There seems to be a lot of talk about becoming a millionaire. It’s kind of that magic number people always dream of reaching one day.
I read a good article on MarketWatch the other day called Start With $10,000 and Retire a Millionaire.
The premise of the article was that if you started with $10,000, assuming a 7% inflation-adjusted return (not always an easy feat), and saved consistently (the amount needed varied based on your age) you could retire at age 65 with $1,000,000.
Becoming a millionaire is not rocket science. At the core, you could break down becoming a millionaire into 2 simple steps:
1. Spend less than you make
Intrinsic to saving consistently is the fact that you must have money to save. The biggest factor noted in the book The Millionaire Next Door: Surprising Secrets of America’s Wealthyby Stanley & Danko is that wealth accumulators do not spend above – or even up to- what they earn.

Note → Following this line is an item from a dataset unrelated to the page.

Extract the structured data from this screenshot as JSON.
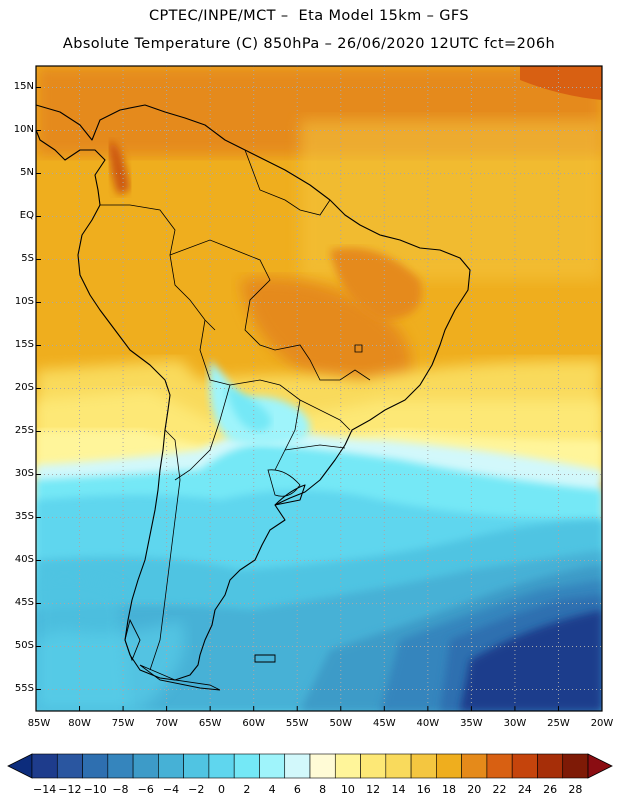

In fact, they spend much, much less. Surprisingly, the folks that are wealthy (not just earning a good income) do not get into status objects and luxury items – they actually spend frugally.
2. Save aggressively & consistently for a long period of time
Here’s the other key. You need to save. I don’t mean throwing your loose change in a jar. I’m talking about saving a good amount for a long time, and doing it consistently.
Wealth accumulators save. It’s simple, but not easy. It’s easier to spend money on food, clothes, cars, homes, gadgets, and other fun things.
Don’t get me wrong – I’m not saying you should never spend money on fun items.
My point is this: If you want to accumulate wealth, you need to get a savings plan in place TODAY!
What should you do? If you’re in debt, get out now! Then start saving 10% of your income and try to get up to 20% as quickly as possible. Even if you don’t reach “millionaire status”, you will have saved a nice chunk of change, and you’ll be happy you did!